Brian F. Gibson A.M.
Forester and Senator for Tasmania
Mike Leonard (bio)
Brian commenced studies at the VSF in 1954, following both his father and an uncle as students at the school. Brian's father Kingsley (Ken) entered the VSF in 1929, subsequently being based at Bendigo, Forrest, Nathalia, Erica, Stawell, Daylesford (as DFO), Delatite, Mansfield (as DFO), Bairnsdale (as Asst. Div. For), and Traralgon (as Asst. Div. For.). Brian’s Uncle, Colin, entered the VSF in 1931, and he died during WW2.
Following his VSF studies Brian worked with the Forests Commission until 1972, graduating with a BScFor from Melbourne University in 1961, and with a BA in 1967. His FCV postings included the Assessment Branch, Erica, Beechworth (in 1964), and Education and Research where he first worked as a Biometrician, and then as a Senior Research Scientist.
In 1972 he joined FAO where he worked as a Forest Economist. In 1973 he joined Australian Newsprint Mills Ltd, Tasmania as Manager - Forests and Wood Supply. He then held various senior positions, becoming Managing Director from 1983-89, and was subsequently a Director until 1993. He held the position of Chair of the Hydro-Electric Commission of Tasmania from 1989-93, and was President of the National Association of Forest Industries from 1987-91.

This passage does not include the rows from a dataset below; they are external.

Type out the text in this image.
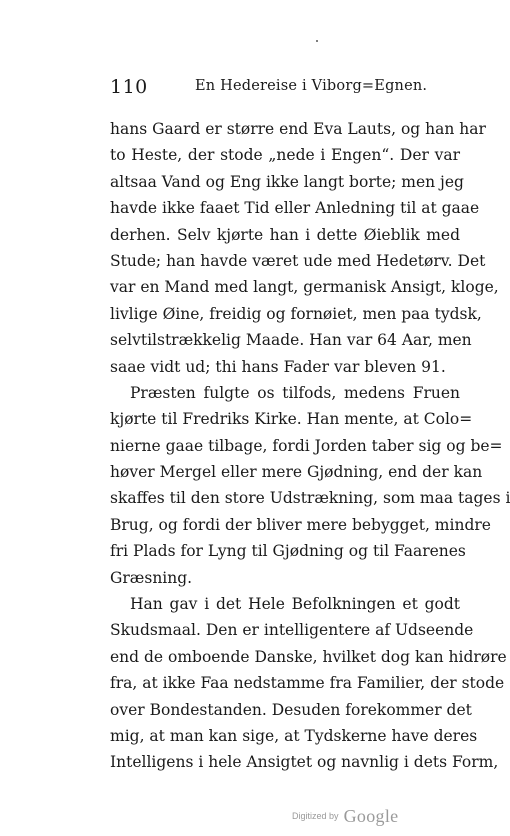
110	En Hedereise i Viborg=Egnen.
hans Gaard er større end Eva Lauts, og han har
to Heste, der stode „nede i Engen“. Der var
altsaa Vand og Eng ikke langt borte; men jeg
havde ikke faaet Tid eller Anledning til at gaae
derhen. Selv kjørte han i dette Øieblik med
Stude; han havde været ude med Hedetørv. Det
var en Mand med langt, germanisk Ansigt, kloge,
livlige Øine, freidig og fornøiet, men paa tydsk,
selvtilstrækkelig Maade. Han var 64 Aar, men
saae vidt ud; thi hans Fader var bleven 91.
Præsten fulgte os tilfods, medens Fruen
kjørte til Fredriks Kirke. Han mente, at Colo=
nierne gaae tilbage, fordi Jorden taber sig og be=
høver Mergel eller mere Gjødning, end der kan
skaffes til den store Udstrækning, som maa tages i
Brug, og fordi der bliver mere bebygget, mindre
fri Plads for Lyng til Gjødning og til Faarenes
Græsning.
Han gav i det Hele Befolkningen et godt
Skudsmaal. Den er intelligentere af Udseende
end de omboende Danske, hvilket dog kan hidrøre
fra, at ikke Faa nedstamme fra Familier, der stode
over Bondestanden. Desuden forekommer det
mig, at man kan sige, at Tydskerne have deres
Intelligens i hele Ansigtet og navnlig i dets Form,
Digitized by Google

A member of the Liberal Party, Brian was elected to the Australian Senate in 1993 representing Tasmania (he was the first, and only, graduate of the VSF to be elected to Federal Parliament).

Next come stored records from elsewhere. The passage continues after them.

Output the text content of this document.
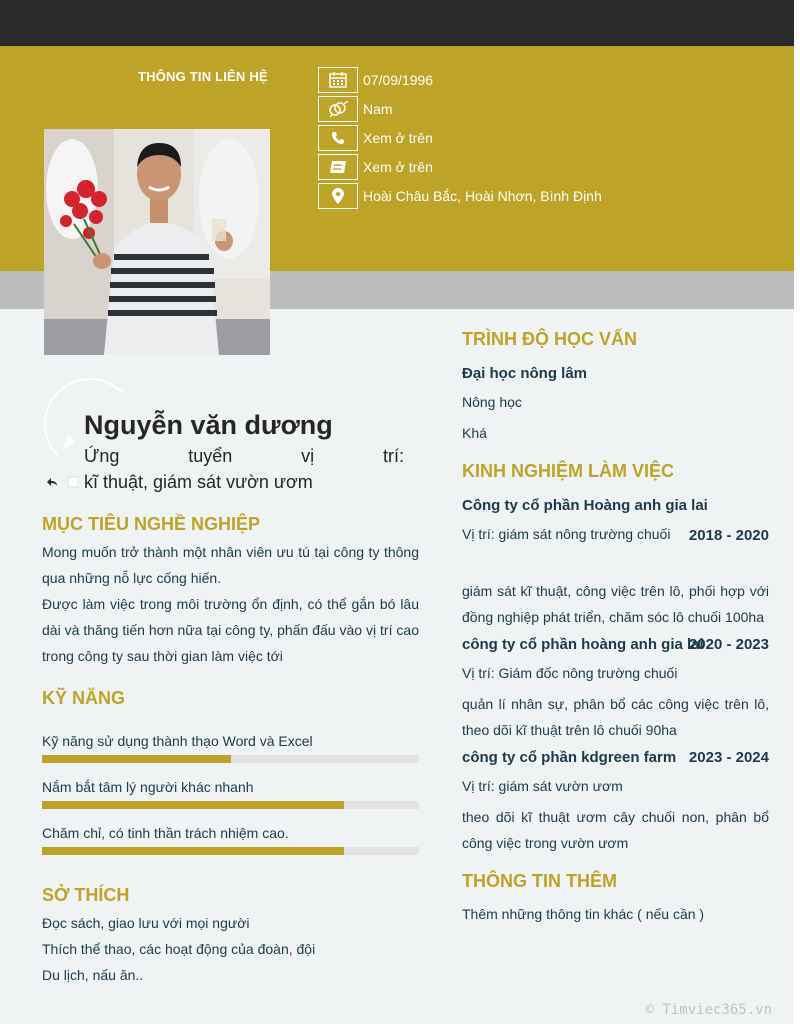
THÔNG TIN LIÊN HỆ	07/09/1996
Nam
Xem ở trên
Xem ở trên
Hoài Châu Bắc, Hoài Nhơn, Bình Định
Nguyễn văn dương
Ứng	tuyển	vị	trí:
kĩ thuật, giám sát vườn ươm
MỤC TIÊU NGHỀ NGHIỆP
Mong muốn trở thành một nhân viên ưu tú tại công ty thông qua những nỗ lực cống hiến.
Được làm việc trong môi trường ổn định, có thể gắn bó lâu dài và thăng tiến hơn nữa tại công ty, phấn đấu vào vị trí cao trong công ty sau thời gian làm việc tới
KỸ NĂNG
Kỹ năng sử dụng thành thạo Word và Excel
Nắm bắt tâm lý người khác nhanh
Chăm chỉ, có tinh thần trách nhiệm cao.
SỞ THÍCH
Đọc sách, giao lưu với mọi người
Thích thể thao, các hoạt động của đoàn, đội
Du lịch, nấu ăn..
TRÌNH ĐỘ HỌC VẤN
Đại học nông lâm
Nông học
Khá
KINH NGHIỆM LÀM VIỆC
Công ty cổ phần Hoàng anh gia lai
Vị trí: giám sát nông trường chuối 2018 - 2020
giám sát kĩ thuật, công việc trên lô, phối hợp với đồng nghiệp phát triển, chăm sóc lô chuối 100ha
công ty cổ phần hoàng anh gia lai
2020 - 2023
Vị trí: Giám đốc nông trường chuối
quản lí nhân sự, phân bổ các công việc trên lô, theo dõi kĩ thuật trên lô chuối 90ha
công ty cổ phần kdgreen farm 2023 - 2024
Vị trí: giám sát vườn ươm
theo dõi kĩ thuật ươm cây chuối non, phân bổ công việc trong vườn ươm
THÔNG TIN THÊM
Thêm những thông tin khác ( nếu cần )
© Timviec365.vn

Brian subsequently served as Parliamentary Secretary to the Treasurer, losing the portfolio in October 1996. He was re-elected in 1998 but resigned from Parliament in 2002.
Other roles Brian filled included that of Board member of Concept Systems, a payroll and human resource management company, Director of the Tasmanian Advisory Board of the AMP Society, Australian Government nominated director to the Board of the Australian Stem Cell Centre, and Director of the Australian National Maritime Museum.
In June 1988 he was made a Member of the Order of Australia, and he received the Centenary Medal in 2000.